When iodine and starch interact, iodine molecules become arranged within the starch molecules in a linear fashion. The visible end result of this arrangement is the appearance of a blue-black coloration.
Natural starches, such as potatoes, are combinations of two fractions: amylose and amylopectin. Amylose is the particular fraction whose reaction with iodine produces a telltale indigo hue. Unlike branch-shaped amylopectin molecules, the structure of amylose contains acetal linkages conjoining long polymer chains of glucose units, giving its molecules more of a linear coil shape.
The Amylose compels linear triiodide ion complexes into the central groove of its coil-shaped molecules. The ensuing transfer of charge between the iodine and the starch alters the manner in which electrons are confined and, in turn, their energy-level spacing.

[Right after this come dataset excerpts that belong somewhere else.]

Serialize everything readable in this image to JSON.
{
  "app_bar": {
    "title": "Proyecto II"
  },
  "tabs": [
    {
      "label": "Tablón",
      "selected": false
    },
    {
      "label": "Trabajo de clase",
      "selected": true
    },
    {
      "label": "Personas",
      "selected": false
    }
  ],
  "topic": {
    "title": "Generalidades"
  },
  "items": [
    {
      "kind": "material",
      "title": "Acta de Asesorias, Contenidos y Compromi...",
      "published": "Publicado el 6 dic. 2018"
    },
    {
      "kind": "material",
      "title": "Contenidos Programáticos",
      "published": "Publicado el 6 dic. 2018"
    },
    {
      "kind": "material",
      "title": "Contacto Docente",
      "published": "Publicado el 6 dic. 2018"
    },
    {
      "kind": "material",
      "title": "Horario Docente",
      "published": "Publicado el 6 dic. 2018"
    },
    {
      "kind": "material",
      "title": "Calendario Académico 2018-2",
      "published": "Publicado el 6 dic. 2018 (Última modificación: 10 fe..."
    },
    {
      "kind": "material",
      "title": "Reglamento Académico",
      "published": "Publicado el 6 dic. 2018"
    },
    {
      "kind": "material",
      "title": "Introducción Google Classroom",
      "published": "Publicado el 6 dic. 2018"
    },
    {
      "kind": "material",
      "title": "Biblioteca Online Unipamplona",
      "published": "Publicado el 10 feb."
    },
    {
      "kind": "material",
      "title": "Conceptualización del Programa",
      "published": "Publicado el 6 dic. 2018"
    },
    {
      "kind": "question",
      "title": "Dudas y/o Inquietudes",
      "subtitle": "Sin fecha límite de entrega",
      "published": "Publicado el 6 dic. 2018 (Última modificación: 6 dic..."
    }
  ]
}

The new energy-level spacing is sufficient to absorb visible light selectively, producing a bluish tint.
There must be iodine and iodide ions present in order for this reaction to take place. A combination of the two yields an anion, which has more negatively charged electrons than positively charged protons. The complex of iodine and iodide ions is also water soluble, and this solubility is necessary for the formation of the linear triiodide ion complexes that bind within amylose molecules.
Iodine and iodide ion complexes also bind with amylopectin molecules, but the branched shape of amylopectin molecules limits the degree of binding. This limited binding typically registers to the naked eye as a purple or rust-colored solution.